Lost a partition(s) on 4TB Drive. Partition recovery software?
The partition(s) from my media storage drive have gone.
There was a 3275.90GB GPT NTFS partition with data on it, mostly backups, music and iTunes.
Maybe there was a 300MB 'Recovery' NTFS and a 195MB System Reserved' NTFS partition but I can't see from my screenshot of disk management which partitions are from which physical drive as I managed to obscure much of the LHS column with the 'Action' pull down menu.
There is nothing writing to it but I'm leaving it unplugged before I try to recover it.
I assessed it on a bare bones OS installation though:
In disk management it reads as disk 4, Unknown [disk type eg Basic], 3726.02MGB, Not initialised
Disk Management asks if I want to initialise it and gave choices of MBR or GPT. I did neither.
I had a scan with Easeus but it said I would need to buy a licence. Fair enough but I don't know if it will work, if there's better software for partition recovery or if I need to send it away for recovery.
Is there an idiot proof application to recover the partition and maintain directory structure, filenames etc?
I don't have a big hard drive spare to recover the partition to and I'm concerned recovery apps write to the disk but if I need one I'll get one within a few days, maybe an 8TB or 10TB as that 4TB filled up much quicker than I thought it would but I bought it mostly on the Backblaze MTTF data.
Re: Lost a partition(s) on 4TB Drive. Partition recovery software?
If you re going to attempt recovery yourself, the first thing to do is get another drive the same size or bigger than the one that is faulty. You the make a bitwise clone of the drive. (if you are familiar with Linux, use the dd command. This makes a bit by bit copy of the drive. You then perform your recovery attempts on that cloned drive. That way, if you make a mistake, you still have your original, so you can clone it again and the process over again.
How easy recovering the data will be depends on how the partition was damaged. If it is just the partition table that was damages, recovery is relatively simple and 'just' requires recreating the partition table. If the File table has been damaged, it may be possible to recreate it from the copy that NTFS file systems create (I'm assuming the file system is NTFS).
MTTF data - like all statistics - apply to populations and tells you little about an individual disk. As you are realising, backing up your data is essential if it is important - but take some comfort that you aren't the first - and won't be the last - nperson to learn that lesson the hard way.

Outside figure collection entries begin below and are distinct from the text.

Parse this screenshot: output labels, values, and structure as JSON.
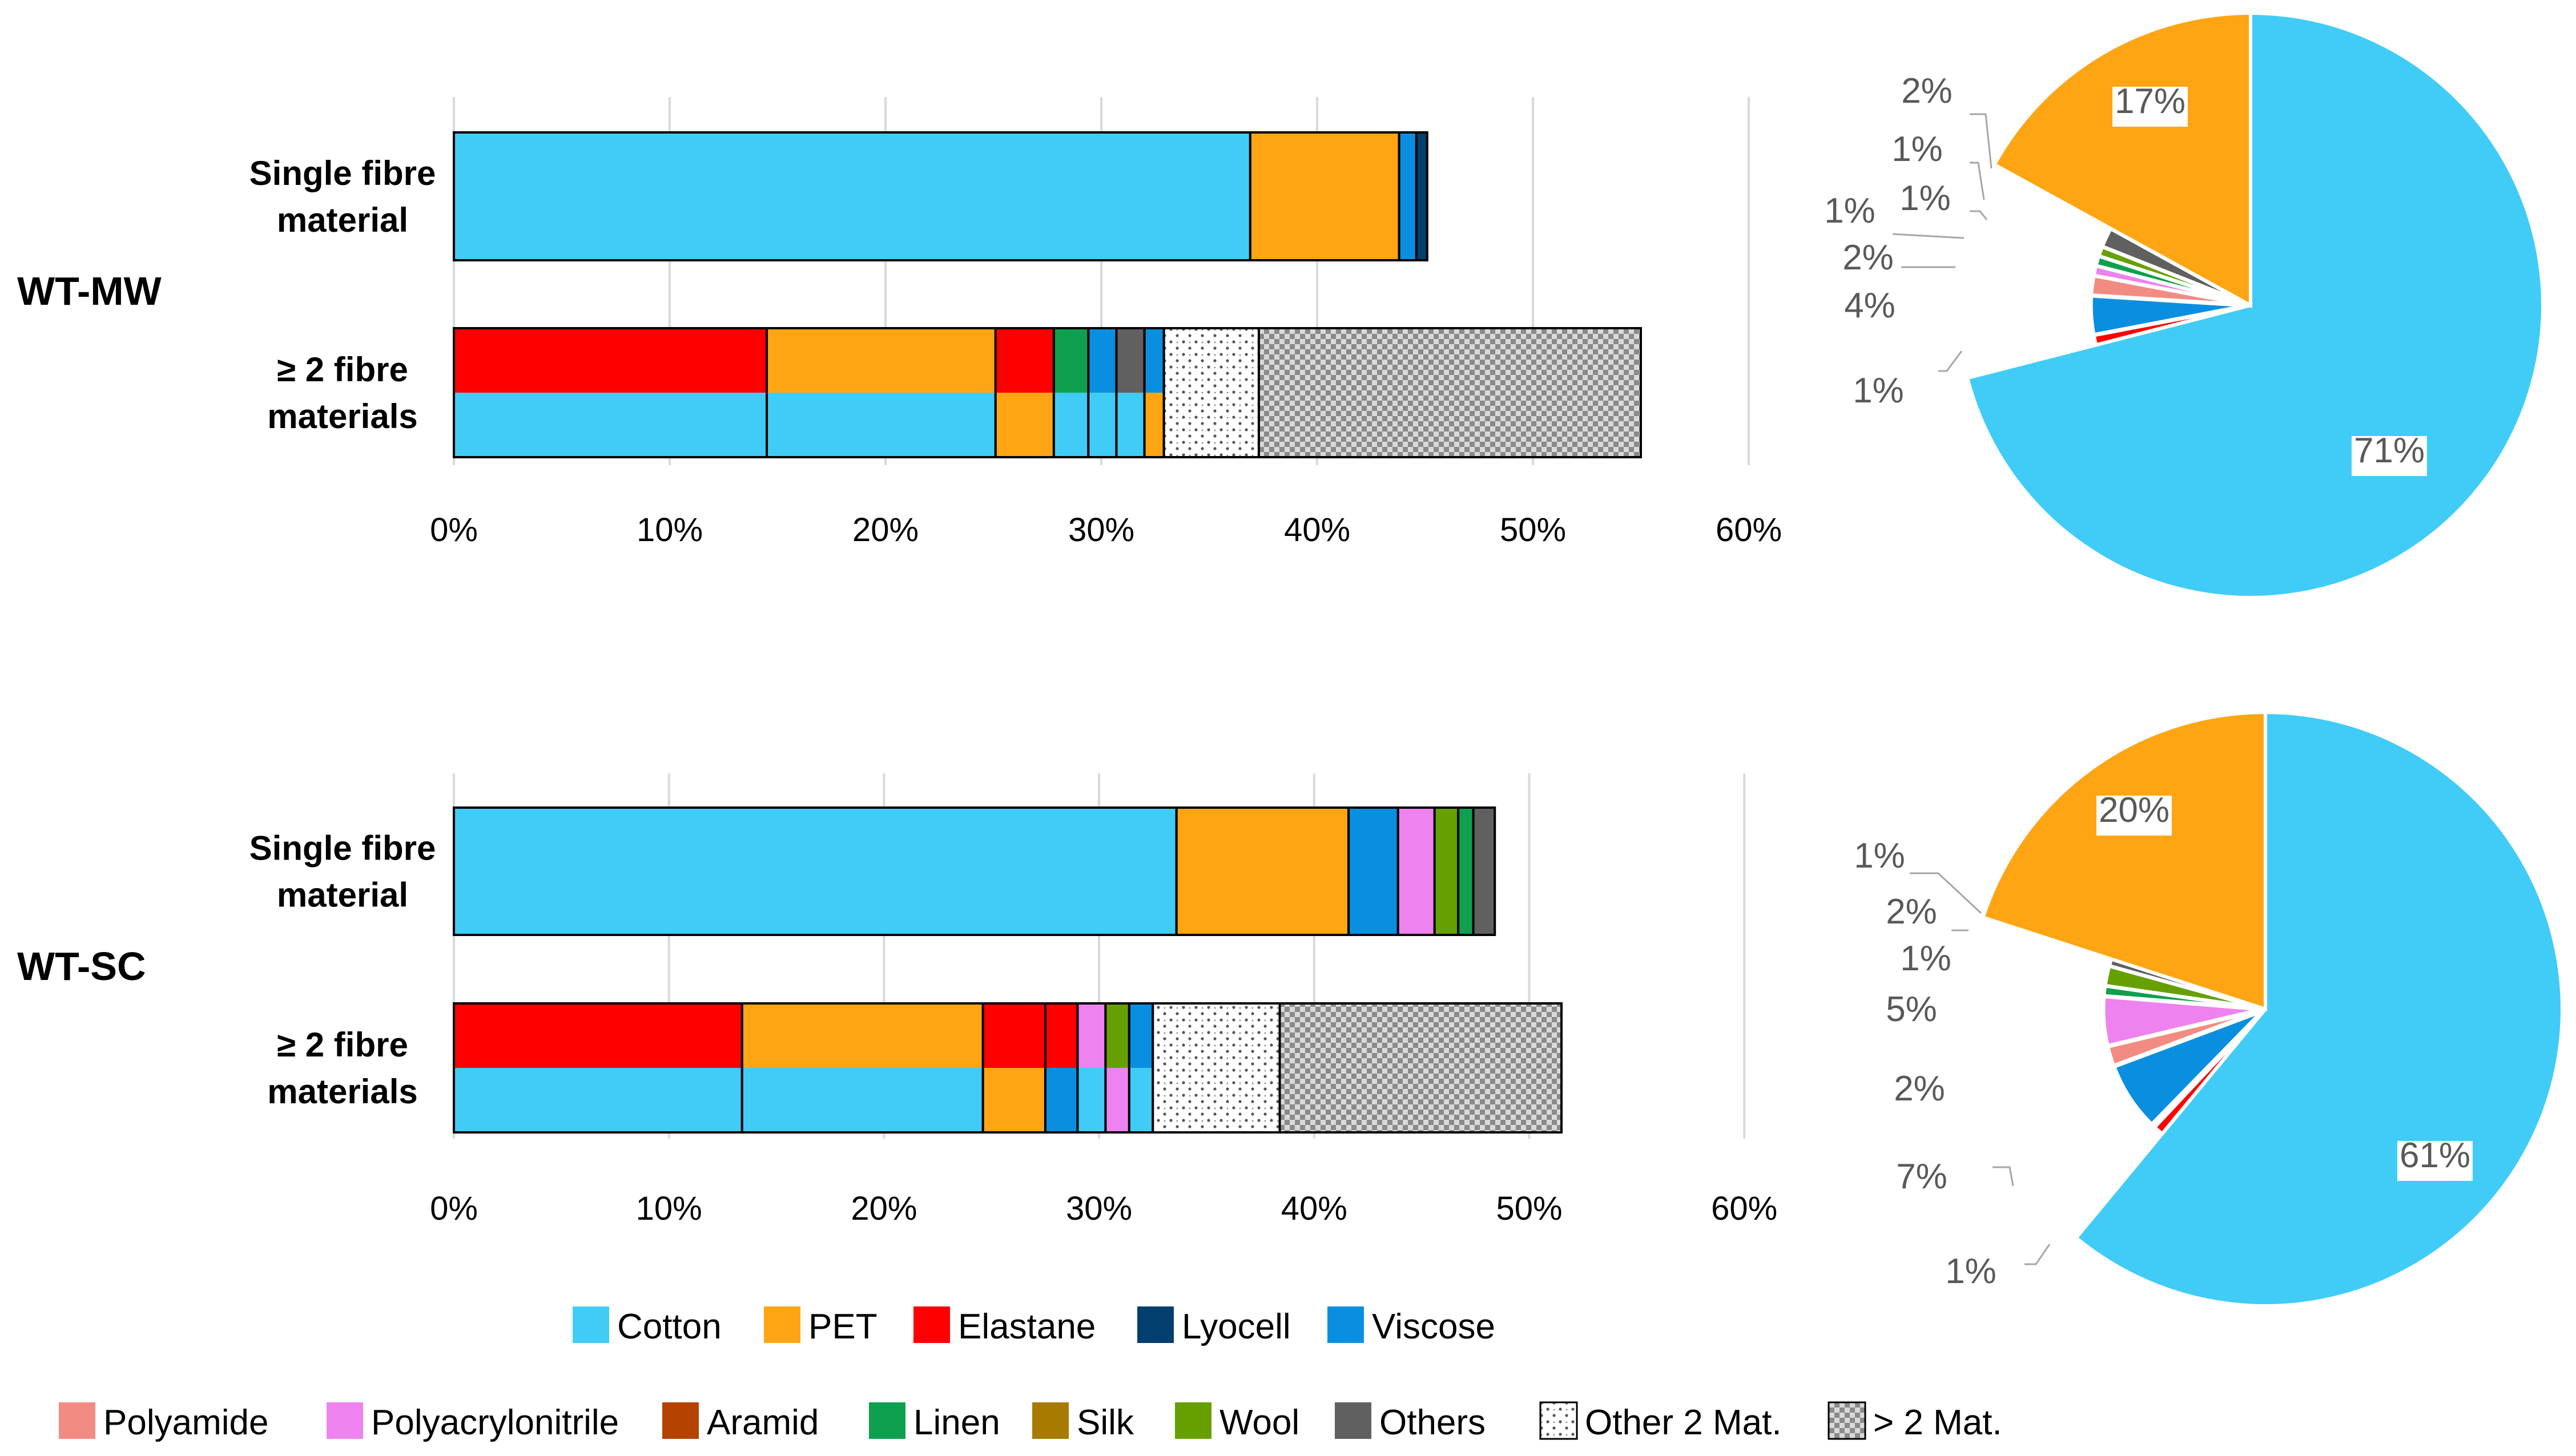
{
  "colors": {
    "Cotton": "#41CCF8",
    "PET": "#FFA514",
    "Elastane": "#FF0000",
    "Lyocell": "#003F6E",
    "Viscose": "#0A8FE0",
    "Polyamide": "#F28B82",
    "Polyacrylonitrile": "#EE82EE",
    "Aramid": "#B54300",
    "Linen": "#0EA04E",
    "Silk": "#A87A00",
    "Wool": "#66A000",
    "Others": "#606060",
    "Other 2 Mat.": "pattern-dots",
    "> 2 Mat.": "pattern-checker"
  },
  "chart_data": [
    {
      "type": "bar",
      "orientation": "horizontal-stacked",
      "panel": "WT-MW",
      "xlim": [
        0,
        60
      ],
      "xticks": [
        "0%",
        "10%",
        "20%",
        "30%",
        "40%",
        "50%",
        "60%"
      ],
      "categories": [
        {
          "label": "Single fibre material",
          "label_lines": [
            "Single fibre",
            "material"
          ],
          "segments": [
            {
              "name": "Cotton",
              "value": 36.9
            },
            {
              "name": "PET",
              "value": 6.9
            },
            {
              "name": "Viscose",
              "value": 0.8
            },
            {
              "name": "Lyocell",
              "value": 0.5
            }
          ]
        },
        {
          "label": "≥ 2 fibre materials",
          "label_lines": [
            "≥ 2 fibre",
            "materials"
          ],
          "groups": [
            {
              "top": "Elastane",
              "bottom": "Cotton",
              "value": 14.5
            },
            {
              "top": "PET",
              "bottom": "Cotton",
              "value": 10.6
            },
            {
              "top": "Elastane",
              "bottom": "PET",
              "value": 2.7
            },
            {
              "top": "Linen",
              "bottom": "Cotton",
              "value": 1.6
            },
            {
              "top": "Viscose",
              "bottom": "Cotton",
              "value": 1.3
            },
            {
              "top": "Others",
              "bottom": "Cotton",
              "value": 1.3
            },
            {
              "top": "Viscose",
              "bottom": "PET",
              "value": 0.9
            },
            {
              "full": "Other 2 Mat.",
              "value": 4.4
            },
            {
              "full": "> 2 Mat.",
              "value": 17.7
            }
          ]
        }
      ]
    },
    {
      "type": "pie",
      "panel": "WT-MW",
      "slices": [
        {
          "name": "Cotton",
          "value": 71,
          "label": "71%"
        },
        {
          "name": "Elastane",
          "value": 1,
          "label": "1%"
        },
        {
          "name": "Viscose",
          "value": 4,
          "label": "4%"
        },
        {
          "name": "Polyamide",
          "value": 2,
          "label": "2%"
        },
        {
          "name": "Polyacrylonitrile",
          "value": 1,
          "label": "1%"
        },
        {
          "name": "Linen",
          "value": 1,
          "label": "1%"
        },
        {
          "name": "Wool",
          "value": 1,
          "label": "1%"
        },
        {
          "name": "Others",
          "value": 2,
          "label": "2%"
        },
        {
          "name": "PET",
          "value": 17,
          "label": "17%"
        }
      ]
    },
    {
      "type": "bar",
      "orientation": "horizontal-stacked",
      "panel": "WT-SC",
      "xlim": [
        0,
        60
      ],
      "xticks": [
        "0%",
        "10%",
        "20%",
        "30%",
        "40%",
        "50%",
        "60%"
      ],
      "categories": [
        {
          "label": "Single fibre material",
          "label_lines": [
            "Single fibre",
            "material"
          ],
          "segments": [
            {
              "name": "Cotton",
              "value": 33.6
            },
            {
              "name": "PET",
              "value": 8.0
            },
            {
              "name": "Viscose",
              "value": 2.3
            },
            {
              "name": "Polyacrylonitrile",
              "value": 1.7
            },
            {
              "name": "Wool",
              "value": 1.1
            },
            {
              "name": "Linen",
              "value": 0.7
            },
            {
              "name": "Others",
              "value": 1.0
            }
          ]
        },
        {
          "label": "≥ 2 fibre materials",
          "label_lines": [
            "≥ 2 fibre",
            "materials"
          ],
          "groups": [
            {
              "top": "Elastane",
              "bottom": "Cotton",
              "value": 13.4
            },
            {
              "top": "PET",
              "bottom": "Cotton",
              "value": 11.2
            },
            {
              "top": "Elastane",
              "bottom": "PET",
              "value": 2.9
            },
            {
              "top": "Elastane",
              "bottom": "Viscose",
              "value": 1.5
            },
            {
              "top": "Polyacrylonitrile",
              "bottom": "Cotton",
              "value": 1.3
            },
            {
              "top": "Wool",
              "bottom": "Polyacrylonitrile",
              "value": 1.1
            },
            {
              "top": "Viscose",
              "bottom": "Cotton",
              "value": 1.1
            },
            {
              "full": "Other 2 Mat.",
              "value": 5.9
            },
            {
              "full": "> 2 Mat.",
              "value": 13.1
            }
          ]
        }
      ]
    },
    {
      "type": "pie",
      "panel": "WT-SC",
      "slices": [
        {
          "name": "Cotton",
          "value": 61,
          "label": "61%"
        },
        {
          "name": "Elastane",
          "value": 1,
          "label": "1%"
        },
        {
          "name": "Lyocell",
          "value": 0.3,
          "label": ""
        },
        {
          "name": "Viscose",
          "value": 7,
          "label": "7%"
        },
        {
          "name": "Polyamide",
          "value": 2,
          "label": "2%"
        },
        {
          "name": "Polyacrylonitrile",
          "value": 5,
          "label": "5%"
        },
        {
          "name": "Linen",
          "value": 1,
          "label": "1%"
        },
        {
          "name": "Wool",
          "value": 2,
          "label": "2%"
        },
        {
          "name": "Others",
          "value": 0.7,
          "label": "1%"
        },
        {
          "name": "PET",
          "value": 20,
          "label": "20%"
        }
      ]
    }
  ],
  "legend": {
    "row1": [
      "Cotton",
      "PET",
      "Elastane",
      "Lyocell",
      "Viscose"
    ],
    "row2": [
      "Polyamide",
      "Polyacrylonitrile",
      "Aramid",
      "Linen",
      "Silk",
      "Wool",
      "Others",
      "Other 2 Mat.",
      "> 2 Mat."
    ]
  }
}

This site https://techtalk.gfi.com/the-top-23-...ecovery-tools/ lists a number of free or try-before-you-buy applications. I haven't used any myself apart from Winhex - which works but requires quite a bit of understanding. Many people say that Recva is quite good.
Re: Lost a partition(s) on 4TB Drive. Partition recovery software?
Resolved.
I downloaded Minitool Partition Wizard Free 9.0.
It did the actual recovery for nothing (after my initial error).
First run it was seeing the disk as MBR and 'recovered' to three partitions.
I thought I'd bj0rked my partition forever but I deleted the 'recovered' partition, converted the physical disk to GPT, ran the wizard again and it brought my partition back.
I'm still going to have to buy a bigger disk though.
Re: Lost a partition(s) on 4TB Drive. Partition recovery software?
Glad you got it fixed relatively easily - just need to sort out your backup regime now as next time you might not be so lucky! :p
Re: Lost a partition(s) on 4TB Drive. Partition recovery software?
Quote:
Originally Posted by
peterb
Glad you got it fixed relatively easily - just need to sort out your backup regime now as next time you might not be so lucky! :p
You wot?
This is a backup box.
Re: Lost a partition(s) on 4TB Drive. Partition recovery software?
Quote:
Originally Posted by
Frank E
You wot?
This is a backup box.
Ah right - sorry, didn't pick that up from the OP, which said it contained backups and other stuff, rather than described as a dedicated back up drive.